Anybody want an apple?
Beyond reminding her people that they should eat more fruits and vegetables, Queen Fabiola also gave them a nice purple hat to look at on National Day. The king's sister-in-law obviously went fairly traditional, with a wide-brimmed straw hat with a color coordinating flower. Wouldn't this look really fabulous, though, if the flower were in a high-contrast color like black?
Regardless, it's great to see Fabiola out and about. She was ill earlier this year, and someone actually wrote letters to a Belgian newspaper threatening her just before the national day celebrations, if you can imagine that. Perhaps the apple is both a healthy snack and a self-defense device?
Queen Fabiola looks like a proper Spanish lady at the royal wedding, doesn't she? There's a good reason for that -- she was born Doña Fabiola de Mora y Aragón in Madrid, the daughter of an aristocratic Spanish family.
Fabiola's connections with the Spanish royals run so deep that one of her godmothers was Queen Victoria Eugenia of Spain, great-grandmother of the groom at this wedding, Prince Felipe. (Victoria Eugenia's marriage to Alfonso XIII of Spain was also the last royal wedding before Felipe and Letizia's to be celebrated in Madrid -- with only 98 years between the two! Things went much better at the 2004 wedding than they did in 1906; Alfonso and Ena narrowly escaped an assassination attempt as they drove back to the palace from the ceremony.)
We've actually seen the hat that Queen Fab wore here -- she repeated it a few years later on Belgian National Day. I still think this would look even more fab on Fab if the flowers were in a more contrasting color -- perhaps a deep purple or black?

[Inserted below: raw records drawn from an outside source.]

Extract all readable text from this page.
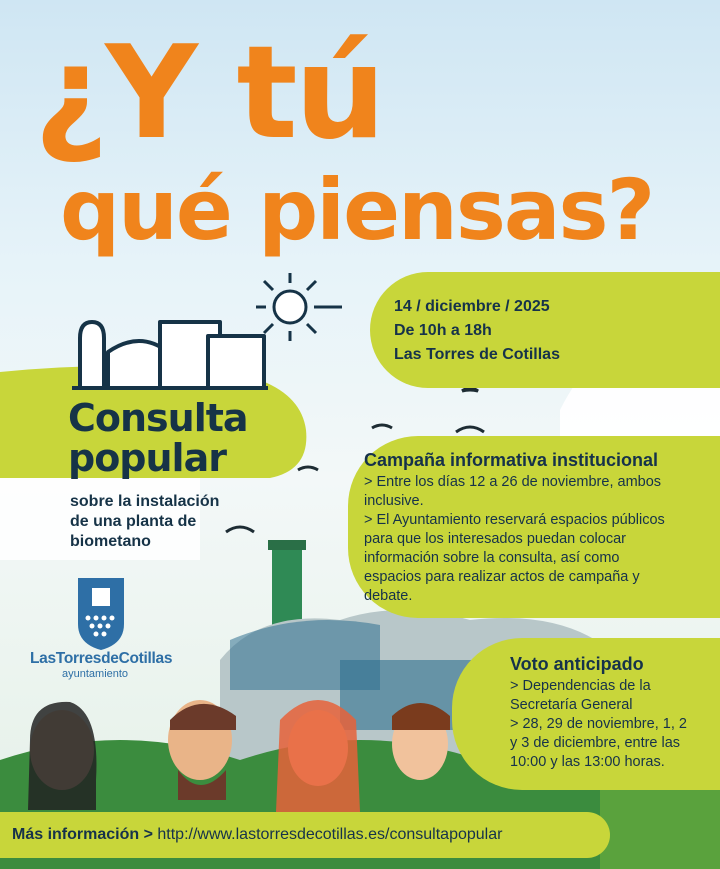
¿Y tú
qué piensas?
14 / diciembre / 2025
De 10h a 18h
Las Torres de Cotillas
Consulta
popular
sobre la instalación
de una planta de
biometano
Campaña informativa institucional

> Entre los días 12 a 26 de noviembre, ambos
inclusive.

> El Ayuntamiento reservará espacios públicos
para que los interesados puedan colocar
información sobre la consulta, así como
espacios para realizar actos de campaña y
debate.

Voto anticipado

> Dependencias de la
Secretaría General
> 28, 29 de noviembre, 1, 2
y 3 de diciembre, entre las
10:00 y las 13:00 horas.

LasTorresdeCotillas
ayuntamiento
Más información > http://www.lastorresdecotillas.es/consultapopular
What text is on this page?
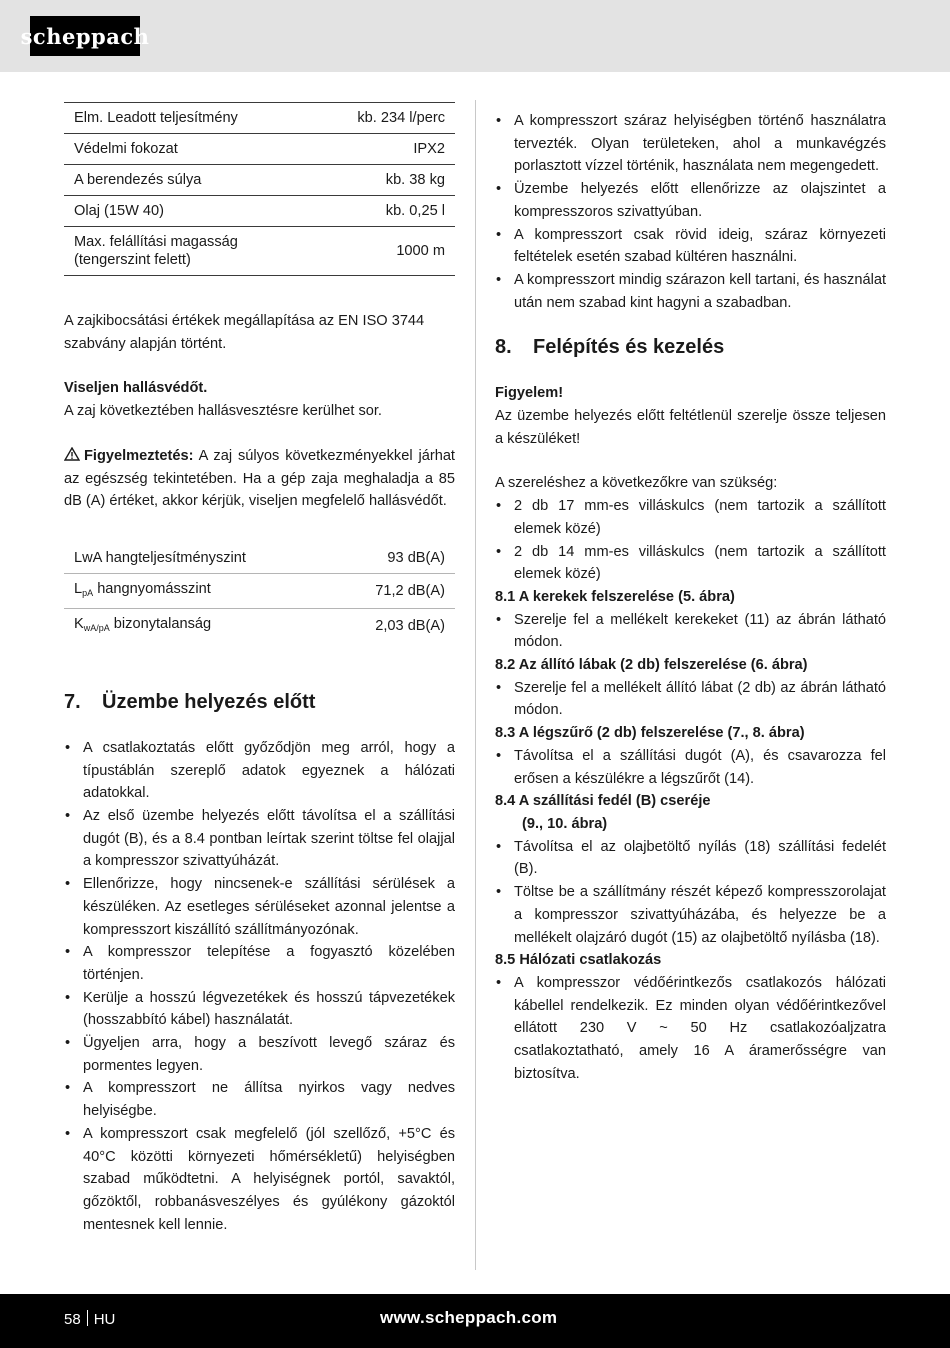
scheppach
Elm. Leadott teljesítmény	kb. 234 l/perc
Védelmi fokozat	IPX2
A berendezés súlya	kb. 38 kg
Olaj (15W 40)	kb. 0,25 l
Max. felállítási magasság (tengerszint felett)	1000 m

A zajkibocsátási értékek megállapítása az EN ISO 3744 szabvány alapján történt.

Viseljen hallásvédőt.

A zaj következtében hallásvesztésre kerülhet sor.

Figyelmeztetés: A zaj súlyos következményekkel járhat az egészség tekintetében. Ha a gép zaja meghaladja a 85 dB (A) értéket, akkor kérjük, viseljen megfelelő hallásvédőt.

LwA hangteljesítményszint	93 dB(A)
$L_{pA}$ hangnyomásszint	71,2 dB(A)
$K_{wA/pA}$ bizonytalanság	2,03 dB(A)
7. Üzembe helyezés előtt
• A csatlakoztatás előtt győződjön meg arról, hogy a típustáblán szereplő adatok egyeznek a hálózati adatokkal.
• Az első üzembe helyezés előtt távolítsa el a szállítási dugót (B), és a 8.4 pontban leírtak szerint töltse fel olajjal a kompresszor szivattyúházát.
• Ellenőrizze, hogy nincsenek-e szállítási sérülések a készüléken. Az esetleges sérüléseket azonnal jelentse a kompresszort kiszállító szállítmányozónak.
• A kompresszor telepítése a fogyasztó közelében történjen.
• Kerülje a hosszú légvezetékek és hosszú tápvezetékek (hosszabbító kábel) használatát.
• Ügyeljen arra, hogy a beszívott levegő száraz és pormentes legyen.
• A kompresszort ne állítsa nyirkos vagy nedves helyiségbe.
• A kompresszort csak megfelelő (jól szellőző, +5°C és 40°C közötti környezeti hőmérsékletű) helyiségben szabad működtetni. A helyiségnek portól, savaktól, gőzöktől, robbanásveszélyes és gyúlékony gázoktól mentesnek kell lennie.
• A kompresszort száraz helyiségben történő használatra tervezték. Olyan területeken, ahol a munkavégzés porlasztott vízzel történik, használata nem megengedett.
• Üzembe helyezés előtt ellenőrizze az olajszintet a kompresszoros szivattyúban.
• A kompresszort csak rövid ideig, száraz környezeti feltételek esetén szabad kültéren használni.
• A kompresszort mindig szárazon kell tartani, és használat után nem szabad kint hagyni a szabadban.
8. Felépítés és kezelés

Figyelem!

Az üzembe helyezés előtt feltétlenül szerelje össze teljesen a készüléket!

A szereléshez a következőkre van szükség:

• 2 db 17 mm-es villáskulcs (nem tartozik a szállított elemek közé)
• 2 db 14 mm-es villáskulcs (nem tartozik a szállított elemek közé)
8.1 A kerekek felszerelése (5. ábra)
• Szerelje fel a mellékelt kerekeket (11) az ábrán látható módon.
8.2 Az állító lábak (2 db) felszerelése (6. ábra)
• Szerelje fel a mellékelt állító lábat (2 db) az ábrán látható módon.
8.3 A légszűrő (2 db) felszerelése (7., 8. ábra)
• Távolítsa el a szállítási dugót (A), és csavarozza fel erősen a készülékre a légszűrőt (14).
8.4 A szállítási fedél (B) cseréje
(9., 10. ábra)
• Távolítsa el az olajbetöltő nyílás (18) szállítási fedelét (B).
• Töltse be a szállítmány részét képező kompresszorolajat a kompresszor szivattyúházába, és helyezze be a mellékelt olajzáró dugót (15) az olajbetöltő nyílásba (18).
8.5 Hálózati csatlakozás
• A kompresszor védőérintkezős csatlakozós hálózati kábellel rendelkezik. Ez minden olyan védőérintkezővel ellátott 230 V ~ 50 Hz csatlakozóaljzatra csatlakoztatható, amely 16 A áramerősségre van biztosítva.
58 HU	www.scheppach.com
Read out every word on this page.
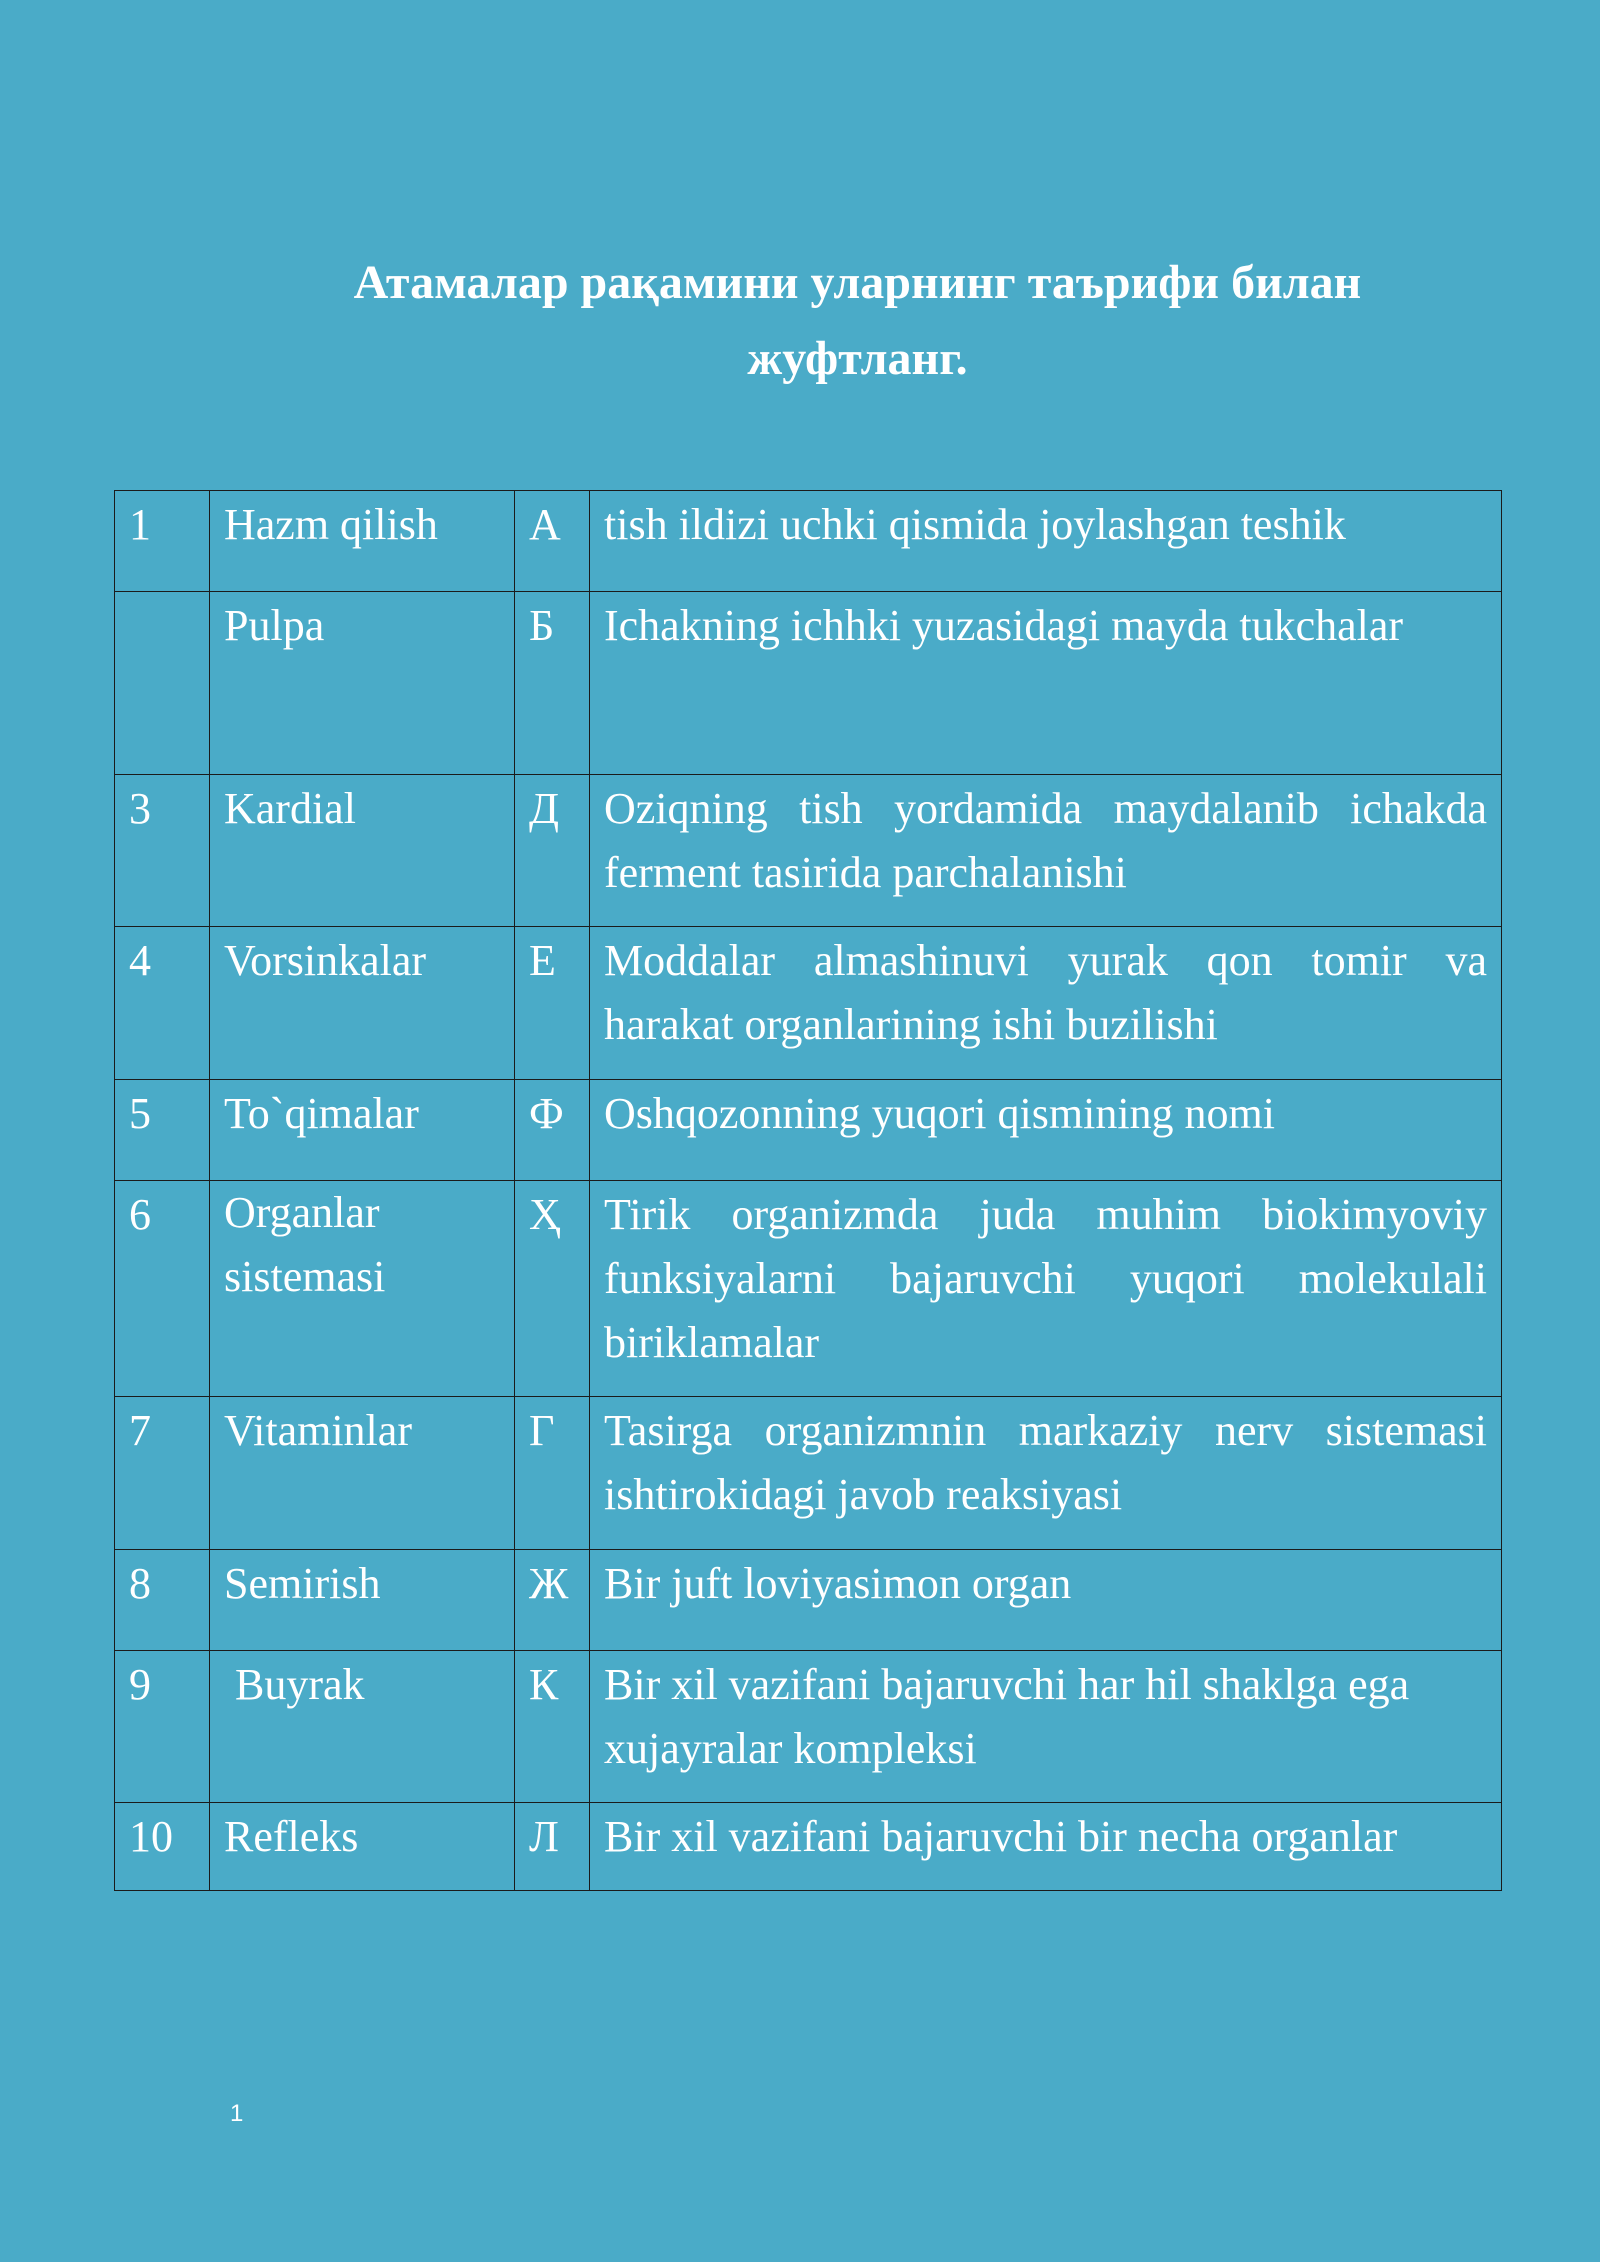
Атамалар рақамини уларнинг таърифи билан жуфтланг.
1	Hazm qilish	А	tish ildizi uchki qismida joylashgan teshik
	Pulpa	Б	Ichakning ichhki yuzasidagi mayda tukchalar
3	Kardial	Д	Oziqning tish yordamida maydalanib ichakda ferment tasirida parchalanishi
4	Vorsinkalar	Е	Moddalar almashinuvi yurak qon tomir va harakat organlarining ishi buzilishi
5	To`qimalar	Ф	Oshqozonning yuqori qismining nomi
6	Organlar sistemasi	Ҳ	Tirik organizmda juda muhim biokimyoviy funksiyalarni bajaruvchi yuqori molekulali biriklamalar
7	Vitaminlar	Г	Tasirga organizmnin markaziy nerv sistemasi ishtirokidagi javob reaksiyasi
8	Semirish	Ж	Bir juft loviyasimon organ
9	Buyrak	К	Bir xil vazifani bajaruvchi har hil shaklga ega xujayralar kompleksi
10	Refleks	Л	Bir xil vazifani bajaruvchi bir necha organlar
1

Here's a hatter we'll only have the chance to see in flashbacks: Grand Duchess Joséphine-Charlotte of Luxembourg, daughter of King Leopold III of Belgium and Princess Astrid of Sweden, sister of King Baudouin and King Albert II of the Belgians, and wife of Grand Duke Jean of Luxembourg (the military man in the center of the photo). She was a lady with some serious royal cred! This wedding was one of the last major royal events she attended as Grand Duchess; her husband abdicated in 2000, making her son Henri the Grand Duke. She died five years later, in 2005, of lung cancer.
I think Joséphine-Charlotte's hat is a great example of how to wear a dark-colored hat to a wedding; the chocolate brown is lovely and soft, and the champagne-colored ribbon keeps it from being too funereal. Her entire outfit is regal and lovely -- very appropriate for her nephew's winter wedding!
We can't overlook J-C's sister-in-law in this photo, either: Queen Fabiola is on the right, underneath the feathery hat that seems to be trying to eat her alive. Run, Fabiola! Escape it while you can! (Question: is this the most enormous hat we've ever seen on Mad Hattery? It's got to be at least top three! I mean, it's practically a parasol!)
The queen of the Belgians in 1964 was the always-lovely Fabiola, pictured here with her late husband, King Baudouin, the older brother of the current Belgian king, Albert. (I always have to look up his name to make sure I've spelled it right!) The tiara Fab is wearing here looks a little like the Danish ruby tiara, but it was (and is) a separate piece belonging to Fabiola: the Spanish Wedding Gift Tiara.
Here's another view of Fabiola wearing the tiara at the ball, this time with King Simeon of Bulgaria and Queen Marie José of Italy:
When Spanish aristocrat Doña Fabiola de Mora y Aragón married Baudouin in 1960, the Spanish head of state, Franco, gave her this diamond floral tiara as a wedding present. It's actually convertible in two ways: each large flower has a central stone that can be switched out; Fabiola has worn it with diamonds and rubies, among other gems. In addition, the flowers themselves can also be rearranged and set on a base with small spikes so that the tiara looks more like a crown diadem. Love a versatile piece o'bling!